Second: I am not entirely happy with the three different flavors of the 
median function. I *do* know that this has been discussed before, but I'm 
not sure whether *all* alternatives have been considered (the PEP only 
talks about the median.low, median.high syntax, which, in fact, I wouldn't 
like that much either. My suggestion would be to have a resolve parameter, 
by which the behavior of a single median function can be modified.

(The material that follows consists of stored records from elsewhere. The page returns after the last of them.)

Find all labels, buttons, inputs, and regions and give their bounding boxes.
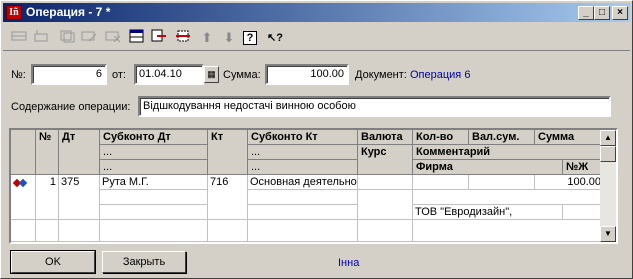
title-bar[interactable]: Iñ Операция - 7 * _ □ × xyxy=(3,3,630,22)
header-subkonto-kt-3: ... xyxy=(248,160,358,175)
row-journal-no-cell[interactable] xyxy=(563,205,604,220)
date-label: от: xyxy=(112,69,126,81)
header-subkonto-dt-2: ... xyxy=(100,145,208,160)
table-icon[interactable] xyxy=(127,29,147,47)
row-dt-cell[interactable]: 375 xyxy=(59,175,100,220)
move-icon[interactable] xyxy=(173,29,193,47)
header-cur-sum[interactable]: Вал.сум. xyxy=(469,130,535,145)
row-icon-cell xyxy=(11,175,36,220)
row-comment-cell[interactable] xyxy=(413,190,604,205)
scroll-thumb[interactable] xyxy=(600,146,616,162)
row-firm-cell[interactable]: ТОВ "Евродизайн", xyxy=(413,205,563,220)
header-subkonto-kt[interactable]: Субконто Кт xyxy=(248,130,358,145)
empty-row-cell xyxy=(36,220,59,242)
app-icon: Iñ xyxy=(6,5,22,20)
header-firm[interactable]: Фирма xyxy=(413,160,563,175)
empty-row-cell xyxy=(358,220,413,242)
new-row-icon[interactable] xyxy=(9,29,29,47)
current-user: Інна xyxy=(338,257,360,269)
header-comment[interactable]: Комментарий xyxy=(413,145,604,160)
help-icon[interactable]: ? xyxy=(243,31,257,45)
header-kt[interactable]: Кт xyxy=(208,130,248,175)
maximize-button[interactable]: □ xyxy=(594,6,610,20)
document-link[interactable]: Операция 6 xyxy=(410,68,470,82)
row-kt-cell[interactable]: 716 xyxy=(208,175,248,220)
calendar-icon[interactable]: ▦ xyxy=(204,66,219,83)
header-qty[interactable]: Кол-во xyxy=(413,130,469,145)
row-subkonto-dt-cell-2[interactable] xyxy=(100,190,208,205)
ok-button[interactable]: OK xyxy=(10,250,96,274)
empty-row-cell xyxy=(11,220,36,242)
number-label: №: xyxy=(11,69,26,81)
header-rate[interactable]: Курс xyxy=(358,145,413,175)
date-field[interactable]: 01.04.10 xyxy=(134,64,204,85)
document-label: Документ: xyxy=(355,69,407,81)
header-currency[interactable]: Валюта xyxy=(358,130,413,145)
window-title: Операция - 7 * xyxy=(26,5,111,19)
close-window-button[interactable]: × xyxy=(612,6,628,20)
header-icon-col xyxy=(11,130,36,175)
down-arrow-icon[interactable]: ⬇ xyxy=(219,29,239,47)
operation-window: Iñ Операция - 7 * _ □ × ⬆ ⬇ ? ↖? №: 6 от… xyxy=(0,0,633,279)
delete-row-icon[interactable] xyxy=(103,29,123,47)
sum-field[interactable]: 100.00 xyxy=(265,64,349,85)
content-field[interactable]: Відшкодування недостачі винною особою xyxy=(138,96,611,117)
sum-label: Сумма: xyxy=(223,69,261,81)
up-arrow-icon[interactable]: ⬆ xyxy=(197,29,217,47)
row-rate-cell[interactable] xyxy=(358,190,413,220)
row-subkonto-kt-cell-2[interactable] xyxy=(248,190,358,205)
empty-row-cell xyxy=(208,220,248,242)
empty-row-cell xyxy=(248,220,358,242)
scroll-up-icon[interactable]: ▲ xyxy=(600,130,616,146)
close-button[interactable]: Закрыть xyxy=(102,251,186,273)
copy-row-icon[interactable] xyxy=(57,29,77,47)
toolbar: ⬆ ⬇ ? ↖? xyxy=(3,25,630,51)
header-subkonto-dt[interactable]: Субконто Дт xyxy=(100,130,208,145)
empty-row-cell xyxy=(100,220,208,242)
row-qty-cell[interactable] xyxy=(413,175,469,190)
posting-icon xyxy=(12,178,28,188)
edit-row-icon[interactable] xyxy=(79,29,99,47)
header-subkonto-dt-3: ... xyxy=(100,160,208,175)
empty-row-cell xyxy=(413,220,604,242)
header-num[interactable]: № xyxy=(36,130,59,175)
row-currency-cell[interactable] xyxy=(358,175,413,190)
row-num-cell[interactable]: 1 xyxy=(36,175,59,220)
context-help-icon[interactable]: ↖? xyxy=(265,29,285,47)
header-journal-no[interactable]: №Ж xyxy=(563,160,604,175)
number-field[interactable]: 6 xyxy=(31,64,107,85)
row-subkonto-kt-cell[interactable]: Основная деятельность xyxy=(248,175,358,190)
row-cur-sum-cell[interactable] xyxy=(469,175,535,190)
row-subkonto-dt-cell[interactable]: Рута М.Г. xyxy=(100,175,208,190)
header-subkonto-kt-2: ... xyxy=(248,145,358,160)
minimize-button[interactable]: _ xyxy=(578,6,594,20)
content-label: Содержание операции: xyxy=(11,101,131,113)
scroll-down-icon[interactable]: ▼ xyxy=(600,226,616,242)
header-dt[interactable]: Дт xyxy=(59,130,100,175)
insert-row-icon[interactable] xyxy=(31,29,51,47)
row-subkonto-kt-cell-3[interactable] xyxy=(248,205,358,220)
link-icon[interactable] xyxy=(149,29,169,47)
table-vertical-scrollbar[interactable]: ▲ ▼ xyxy=(600,130,616,242)
row-subkonto-dt-cell-3[interactable] xyxy=(100,205,208,220)
postings-table[interactable]: № Дт Субконто Дт ... ... Кт Субконто Кт … xyxy=(9,128,618,244)
row-sum-cell[interactable]: 100.00 xyxy=(535,175,604,190)
header-sum[interactable]: Сумма xyxy=(535,130,604,145)
empty-row-cell xyxy=(59,220,100,242)
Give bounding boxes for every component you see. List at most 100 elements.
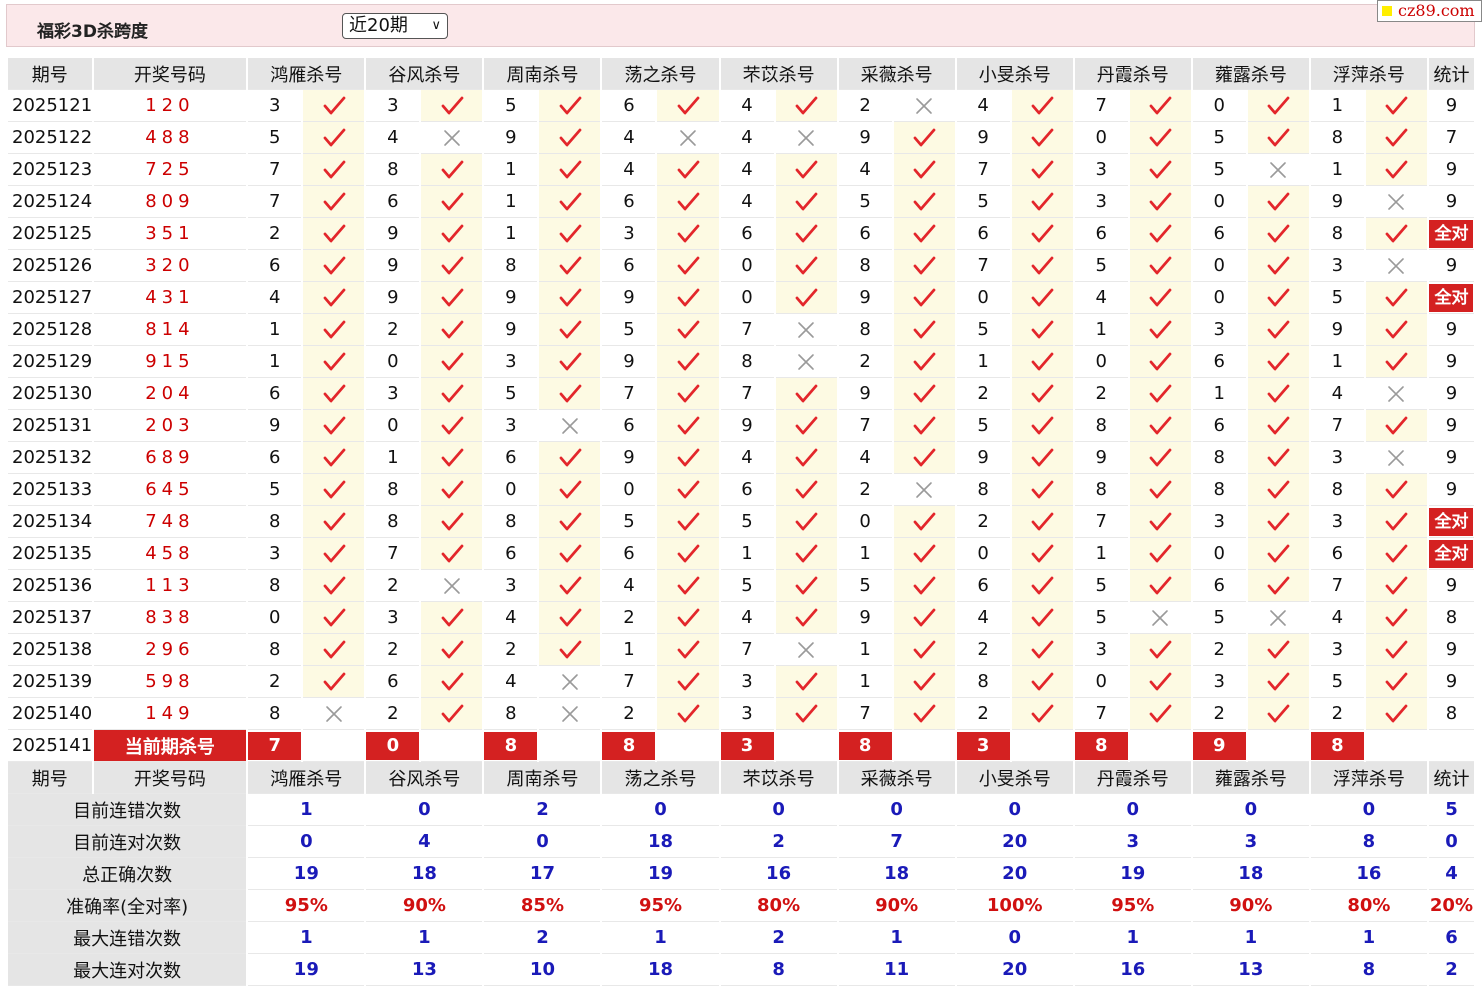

My main argument here is that as the module will grow in the future there 
will be many more such situations, in which different ways of calculating 
statistics are all totally acceptable and you would want to leave the 
choice to the user (the mode function can already be considered as an 
example: maybe the user would want to have the list of "modes" returned in 
case that no unambiguous value can be calculated; actually the current code 
seems to be prepared for later implementation of this feature because it 
does generate the list, just is not returning it). Now if, in all such 
situations, the solution is to have extra functions the module will soon 
end up completely cluttered with them. If, on the other hand, every 
function that will foreseeably have to handle ambiguous situations had a 
resolve parameter the module structure would be much clearer. In the median 
example you would then call median(data) for the default behavior, arguably 
the interpolation, but median(data, resolve='low') or median(data, 
resolve='high') for the alternative calculations. Statistically educated 
users could then guess, relatively easily, which functions have the resolve 
parameter and a quick look at the function's help could tell them, which 
arguments are accepted.

Finally, let me just point out that these are really just first thoughts 
and I do understand that these are design decisions about which different 
people will have different opinions, but I think now is still a good time 
to discuss them, while with an established and (hopefully :) ) much larger 
module you will not be able to change things that easily anymore.